Guilherme Saldanha diz que “não descarta” assumir mandato tampão no RN

Foto: Reprodução/YouTube

O secretário estadual de Agricultura, Pecuária e Pesca do Rio Grande do Norte (SAPE-RN), Guilherme Saldanha, afirmou que “não descarta” a possibilidade de assumir o Governo do Estado em um eventual mandato tampão, caso a governadora Fátima Bezerra (PT) renuncie para disputar o Senado em 2026. A declaração foi dada durante entrevista ao Jornal da Manhã, da Jovem Pan News Natal (93,5 FM) durante esta quarta-feira (25), em meio à intensificação das articulações políticas na Assembleia Legislativa, após a decisão do vice-governador Walter Alves (MDB) confirmar que não irá assumir o cargo.

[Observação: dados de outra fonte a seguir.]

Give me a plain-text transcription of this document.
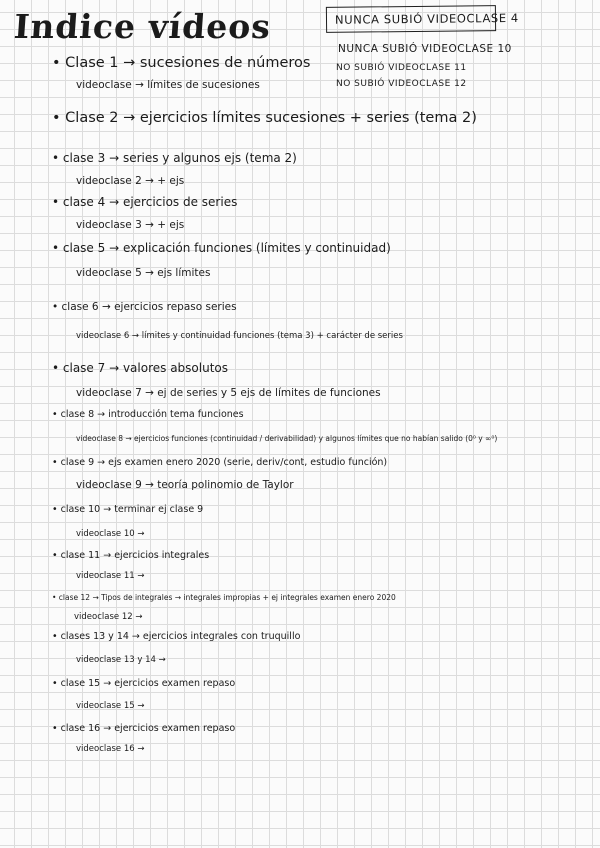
Indice vídeos	NUNCA SUBIÓ VIDEOCLASE 4
NUNCA SUBIÓ VIDEOCLASE 10
NO SUBIÓ VIDEOCLASE 11
NO SUBIÓ VIDEOCLASE 12
• Clase 1 → sucesiones de números
videoclase → límites de sucesiones
• Clase 2 → ejercicios límites sucesiones + series (tema 2)
• clase 3 → series y algunos ejs (tema 2)
videoclase 2 → + ejs
• clase 4 → ejercicios de series
videoclase 3 → + ejs
• clase 5 → explicación funciones (límites y continuidad)
videoclase 5 → ejs límites
• clase 6 → ejercicios repaso series
videoclase 6 → límites y continuidad funciones (tema 3) + carácter de series
• clase 7 → valores absolutos
videoclase 7 → ej de series y 5 ejs de límites de funciones
• clase 8 → introducción tema funciones
videoclase 8 → ejercicios funciones (continuidad / derivabilidad) y algunos límites que no habían salido (0⁰ y ∞⁰)
• clase 9 → ejs examen enero 2020 (serie, deriv/cont, estudio función)
videoclase 9 → teoría polinomio de Taylor
• clase 10 → terminar ej clase 9
videoclase 10 →
• clase 11 → ejercicios integrales
videoclase 11 →
• clase 12 → Tipos de integrales → integrales impropias + ej integrales examen enero 2020
videoclase 12 →
• clases 13 y 14 → ejercicios integrales con truquillo
videoclase 13 y 14 →
• clase 15 → ejercicios examen repaso
videoclase 15 →
• clase 16 → ejercicios examen repaso
videoclase 16 →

Questionado diretamente se já havia sido sondado sobre a possibilidade, o secretário respondeu: “De concreto, não houve ainda nenhuma sondagem”. Apesar disso, reconheceu que o tema circula nos bastidores e, ao ser perguntado se toparia assumir o Executivo estadual, afirmou: “Se chegar e depender de qual seja essa conjuntura, quais serão as responsabilidades, o que é que eu penso e o que é que eu vou conseguir fazer, a gente vai estudar com carinho”. Em seguida, ao ser indagado se descartava a hipótese, declarou que não descartava. Essa é a primeira declaração pública de Guilherme Saldanha sobre o assunto.

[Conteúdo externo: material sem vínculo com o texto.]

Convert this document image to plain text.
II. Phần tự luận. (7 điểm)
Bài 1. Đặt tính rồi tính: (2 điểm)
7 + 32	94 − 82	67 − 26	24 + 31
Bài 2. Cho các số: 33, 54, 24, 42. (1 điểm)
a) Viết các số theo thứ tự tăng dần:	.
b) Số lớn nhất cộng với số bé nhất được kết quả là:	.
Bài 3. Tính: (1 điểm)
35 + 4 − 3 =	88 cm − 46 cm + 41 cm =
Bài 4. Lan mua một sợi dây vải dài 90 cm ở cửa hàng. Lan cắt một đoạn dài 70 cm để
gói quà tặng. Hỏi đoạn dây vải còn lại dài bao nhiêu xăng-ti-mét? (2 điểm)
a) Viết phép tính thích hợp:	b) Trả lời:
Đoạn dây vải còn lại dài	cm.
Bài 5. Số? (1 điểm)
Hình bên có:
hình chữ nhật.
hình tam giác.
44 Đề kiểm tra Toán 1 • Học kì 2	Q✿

Filiado ao PSDB, Saldanha destacou a relação de confiança que mantém com a governadora Fátima Bezerra e com o presidente da Assembleia Legislativa, Ezequiel Ferreira (PSDB), responsável por sua indicação à pasta ainda na gestão Robinson Faria. “Eu tenho uma relação hoje de amizade e de confiança com a governadora Fátima”, afirmou.

Na avaliação do secretário, a governadora reúne condições de construir uma saída política para o eventual cenário de renúncia e eleger alguém de confiança para assumir o mandato tampão. “Eu não tenho dúvida disso, que ela vai conseguir”, disse, ao comentar a capacidade de articulação da chefe do Executivo. Ele classificou Fátima Bezerra como “uma águia política” e afirmou que ela “conversa com todo mundo”.

Sobre as finanças estaduais, tema que permeia o debate sucessório, o secretário afirmou não ver motivo de preocupação. “Não me preocupa não, sinceramente não”, declarou. Ele destacou que a arrecadação de ICMS “vai muito bem”, embora tenha reconhecido impactos de bloqueios judiciais que, segundo ele, somaram R$ 1,2 bilhão no ano passado.